Bus

Psychologie du bus londonien : je m’assois où ?

Est-ce-que le siège que l’on choisit dans un bus définit notre personnalité ? Oui, affirme un psychologue (Dr Tom Fawcett de la Salford University). Une recherche met en évidence le fait que notre siège préféré dans un bus londonien peut indiquer quel caractère on a …

Dr Fawcett, un professeur de conférence en « mental toughness » (= force mentale) qui a aidé les athlètes à s’entraîner pour les JOs, affirma qu’il y avait des modèles définis dans le comportement des gens selon la place qu’ils choisissent pour s’asseoir. C’est ce qu’il a conclu après avoir observé les gens pendant de longs trajets entre Bolton et Manchester.


« With something as habitual as getting on a bus people may find it surprising that their choice of seat can actually reveal aspects of their personality. » (« Avec quelque chose d’aussi habituel que monter dans un bus, les gens peuvent trouver surprenant que la place qu’ils choisissent puisse révéler des aspects de leur personnalité »)
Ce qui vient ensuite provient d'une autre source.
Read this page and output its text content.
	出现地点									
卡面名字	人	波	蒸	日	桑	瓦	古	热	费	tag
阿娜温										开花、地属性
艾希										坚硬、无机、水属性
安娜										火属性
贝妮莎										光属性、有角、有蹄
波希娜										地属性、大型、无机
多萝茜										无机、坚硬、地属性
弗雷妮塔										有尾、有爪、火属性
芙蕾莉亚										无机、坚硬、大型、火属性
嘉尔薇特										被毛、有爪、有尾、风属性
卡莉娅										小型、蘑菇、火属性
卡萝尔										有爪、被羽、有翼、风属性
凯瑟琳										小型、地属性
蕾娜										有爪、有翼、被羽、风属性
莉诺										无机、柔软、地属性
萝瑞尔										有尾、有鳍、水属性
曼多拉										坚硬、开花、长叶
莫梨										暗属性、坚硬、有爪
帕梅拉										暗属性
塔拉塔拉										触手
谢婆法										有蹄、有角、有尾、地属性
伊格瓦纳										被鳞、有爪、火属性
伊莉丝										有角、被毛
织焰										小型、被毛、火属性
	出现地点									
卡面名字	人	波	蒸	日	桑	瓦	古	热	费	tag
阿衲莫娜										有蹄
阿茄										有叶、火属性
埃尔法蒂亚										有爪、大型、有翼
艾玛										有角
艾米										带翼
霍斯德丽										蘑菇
Selon lui, les passagers se divisent en sept groupes.
–> Ceux qui se placent devant, à l’étage supérieur sont généralement des « forward thinkers » (= visionnaires).
–> Ceux du fond sont des rebelles qui n’aiment que l’on envahisse leur espace personnel (ça, on l’a toujours su, notre passé collégien en a été imprégné : intellos devant, rebelles et leaders sur la banquette de 5 sièges au fond).
–> Ceux assis au milieu en haut sont des penseurs indépendants, en général de jeunes passagers ou d’un âge moyen, qui veulent lire un journal ou juste écouter leur propre musique.
–> A l’étage inférieur, ceux qui sont devant ont tendance à être des « gregarious meeters-and-greeters » (= individus plutôt grégaires accueillants et désireux de faire des rencontres).
–> Ceux du milieu sont de « strong communicators » (= forts communicateurs).
–> Les passagers qui se placent automatiquement dans la queue pour les escaliers en bas sont des « risk-takers » (= personnes qui prennent des risques) qui aiment être sur des sièges élevés parce que cela leur donne le sentiment d’être importants.
–> Le groupe final est celui des caméléons : les passagers qui ne font pas attention à l’endroit où ils s’assoient parce qu’ils pensent pouvoir aller et « passer » n’importe où.

Seul problème : il ne précise pas ce qui arrive à nos « forward thinkers » dans un bus à un étage. Ils attendent un double-decker ? (= fameux bus à deux étages)

….. Je suis certain que vous serez dorénavant plus attentifs au langage corporel des gens. Ne le sous-estimez pas.